An AQAP-HSM coalition would not have to actually block the 18-mile wide sea corridor; they would likely find it quite difficult with a combined maritime task force operating in the area. Instead, all they have to do is conduct some kind of operation that permeates a far greater psychological threat internationally. Three of the most viable offensive operations available to an AQ maritime force include:
1. Attack against naval forces while docked in Djibouti, similar to the USS Cole attack in Aden. This is the least likely of three potentially viable possibilities I offer due to the difficulty (read: perceived difficulty, I’ve never been there) of breaching port defenses.
2. Suicide attack using pirate “mother-ship” techniques. The techniques and procedures for Somali pirates are constantly evolving and could easily be manipulated to support a suicide attack against either a naval or civilian vessel in open water. There is a plethora of open-source reporting on the links between southern Somali pirates and HSM, which lends credence to this method for maritime offensive operations.

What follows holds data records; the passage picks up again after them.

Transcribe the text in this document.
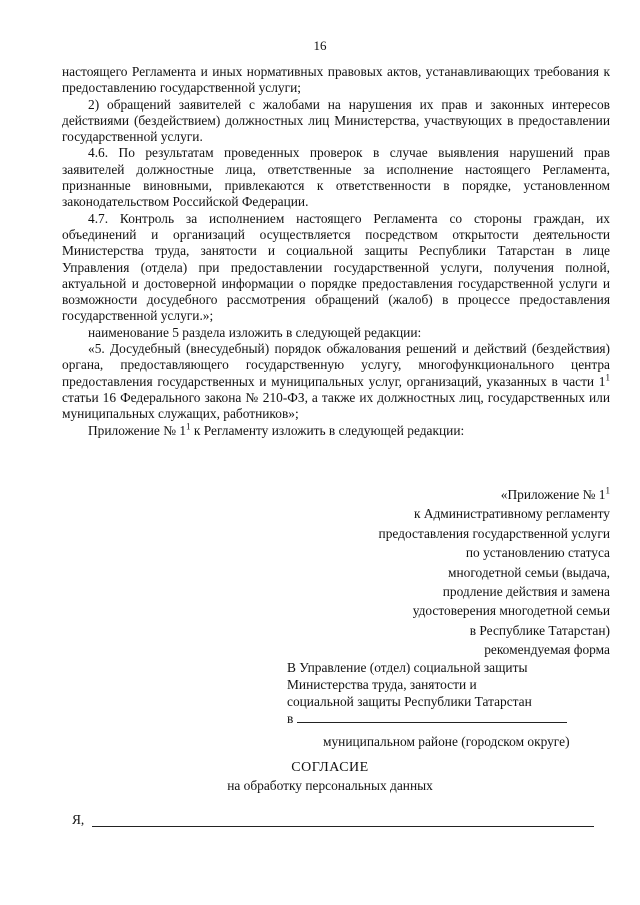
16

настоящего Регламента и иных нормативных правовых актов, устанавливающих требования к предоставлению государственной услуги;

2) обращений заявителей с жалобами на нарушения их прав и законных интересов действиями (бездействием) должностных лиц Министерства, участвующих в предоставлении государственной услуги.

4.6. По результатам проведенных проверок в случае выявления нарушений прав заявителей должностные лица, ответственные за исполнение настоящего Регламента, признанные виновными, привлекаются к ответственности в порядке, установленном законодательством Российской Федерации.

4.7. Контроль за исполнением настоящего Регламента со стороны граждан, их объединений и организаций осуществляется посредством открытости деятельности Министерства труда, занятости и социальной защиты Республики Татарстан в лице Управления (отдела) при предоставлении государственной услуги, получения полной, актуальной и достоверной информации о порядке предоставления государственной услуги и возможности досудебного рассмотрения обращений (жалоб) в процессе предоставления государственной услуги.»;

наименование 5 раздела изложить в следующей редакции:

«5. Досудебный (внесудебный) порядок обжалования решений и действий (бездействия) органа, предоставляющего государственную услугу, многофункционального центра предоставления государственных и муниципальных услуг, организаций, указанных в части $1^1$ статьи 16 Федерального закона № 210-ФЗ, а также их должностных лиц, государственных или муниципальных служащих, работников»;

Приложение № $1^1$ к Регламенту изложить в следующей редакции:

«Приложение № $1^1$
к Административному регламенту
предоставления государственной услуги
по установлению статуса
многодетной семьи (выдача,
продление действия и замена
удостоверения многодетной семьи
в Республике Татарстан)
рекомендуемая форма
В Управление (отдел) социальной защиты
Министерства труда, занятости и
социальной защиты Республики Татарстан
в
муниципальном районе (городском округе)
СОГЛАСИЕ
на обработку персональных данных
Я,
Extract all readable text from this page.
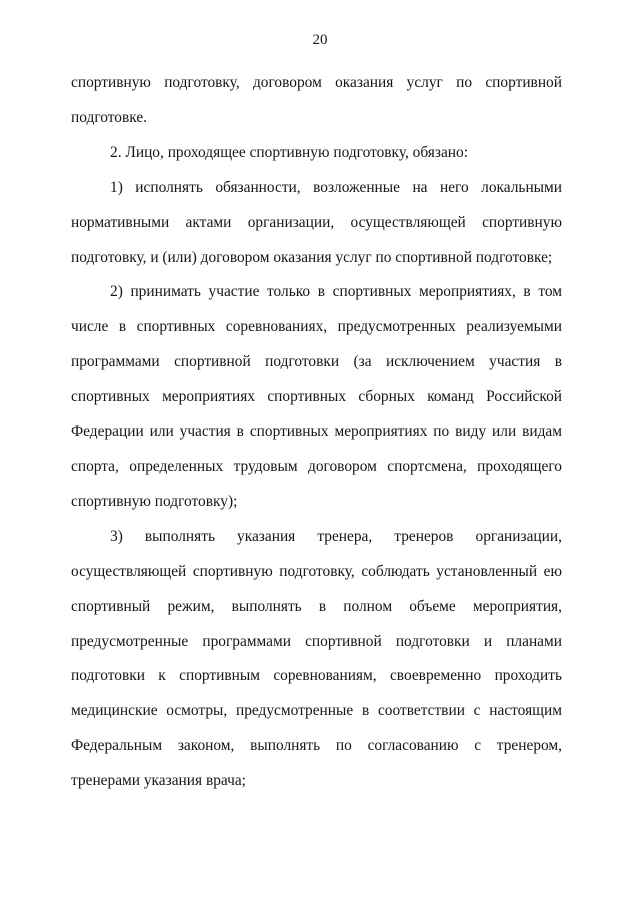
20

спортивную подготовку, договором оказания услуг по спортивной подготовке.

2. Лицо, проходящее спортивную подготовку, обязано:

1) исполнять обязанности, возложенные на него локальными нормативными актами организации, осуществляющей спортивную подготовку, и (или) договором оказания услуг по спортивной подготовке;

2) принимать участие только в спортивных мероприятиях, в том числе в спортивных соревнованиях, предусмотренных реализуемыми программами спортивной подготовки (за исключением участия в спортивных мероприятиях спортивных сборных команд Российской Федерации или участия в спортивных мероприятиях по виду или видам спорта, определенных трудовым договором спортсмена, проходящего спортивную подготовку);

3) выполнять указания тренера, тренеров организации, осуществляющей спортивную подготовку, соблюдать установленный ею спортивный режим, выполнять в полном объеме мероприятия, предусмотренные программами спортивной подготовки и планами подготовки к спортивным соревнованиям, своевременно проходить медицинские осмотры, предусмотренные в соответствии с настоящим Федеральным законом, выполнять по согласованию с тренером, тренерами указания врача;
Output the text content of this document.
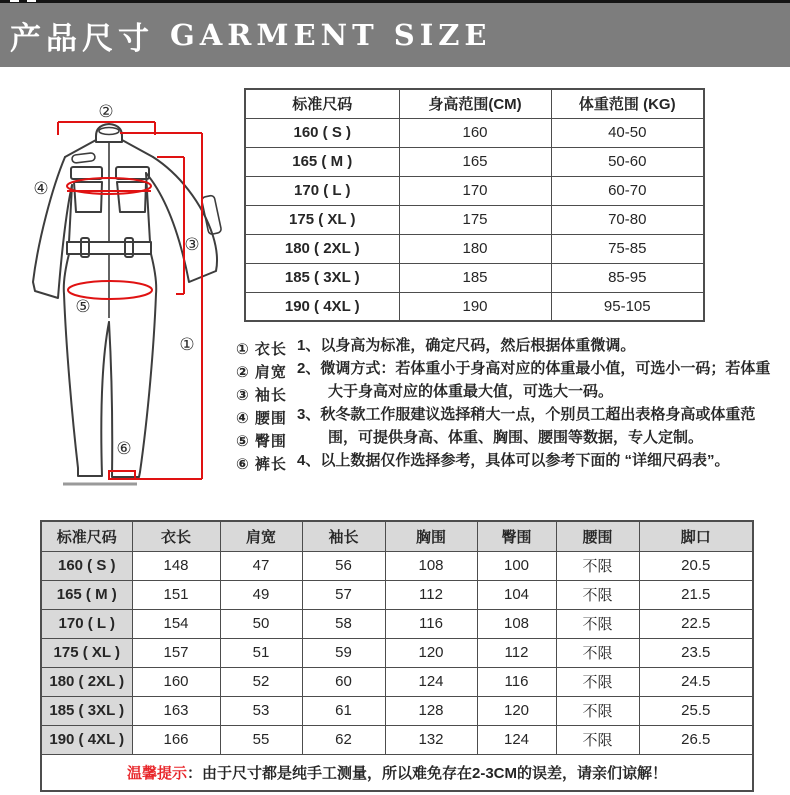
产品尺寸 GARMENT SIZE
②
④
③
⑤
①
⑥
标准尺码	身高范围(CM)	体重范围 (KG)
160 ( S )	160	40-50
165 ( M )	165	50-60
170 ( L )	170	60-70
175 ( XL )	175	70-80
180 ( 2XL )	180	75-85
185 ( 3XL )	185	85-95
190 ( 4XL )	190	95-105
① 衣长
② 肩宽
③ 袖长
④ 腰围
⑤ 臀围
⑥ 裤长
1、以身高为标准，确定尺码，然后根据体重微调。
2、微调方式：若体重小于身高对应的体重最小值，可选小一码；若体重大于身高对应的体重最大值，可选大一码。
3、秋冬款工作服建议选择稍大一点，个别员工超出表格身高或体重范围，可提供身高、体重、胸围、腰围等数据，专人定制。
4、以上数据仅作选择参考，具体可以参考下面的 “详细尺码表”。
标准尺码	衣长	肩宽	袖长	胸围	臀围	腰围	脚口
160 ( S )	148	47	56	108	100	不限	20.5
165 ( M )	151	49	57	112	104	不限	21.5
170 ( L )	154	50	58	116	108	不限	22.5
175 ( XL )	157	51	59	120	112	不限	23.5
180 ( 2XL )	160	52	60	124	116	不限	24.5
185 ( 3XL )	163	53	61	128	120	不限	25.5
190 ( 4XL )	166	55	62	132	124	不限	26.5
温馨提示：由于尺寸都是纯手工测量，所以难免存在2-3CM的误差，请亲们谅解！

The downfall is that this is unlikely to cause the psychological impact that AQAP-HSM requires to effectively shut off the Strait.
3. Homemade sea mines. This is the most dangerous, and arguably the easiest, option available to AQAP-HSM in the Strait. HSM has maintained the capability to conduct IED strikes for years now, so the transition to a waterproof-version would not be a giant technological leap. A mined Bab al Mandab Strait would take weeks to clear and have the sufficient psychological impact necessary to close the Strait off from all foreign vessels. Indigenous fishermen using wooden boats would be able to travel through the minefield with very little threat of detonation, so the impact on locals would be negligible. It would also be relatively cheap and require no real complex planning or scheme. That’s the real beauty of all of this. AQAP-HSM just have to evoke a psychological response, they don’t have to actually sink any ships (although it wouldn’t hurt their cause).
“A naval minefield is a significant physical and psychological threat that can cause attrition to enemy ships and submarines or limit ship movements by forcing delays and diversions because of perceptions and fears, both real and exaggerated.” (Doctor, 1998)
These scenarios are unlikely in the near future. HSM will have their hands full in the near-term countering the TFG offensive underway in and around Mogadishu. If the TFG offensive sputters by the Spring, which is highly likely, it may provide the necessary breathing room for an expanding AQAP-HSM partnership to open a maritime front.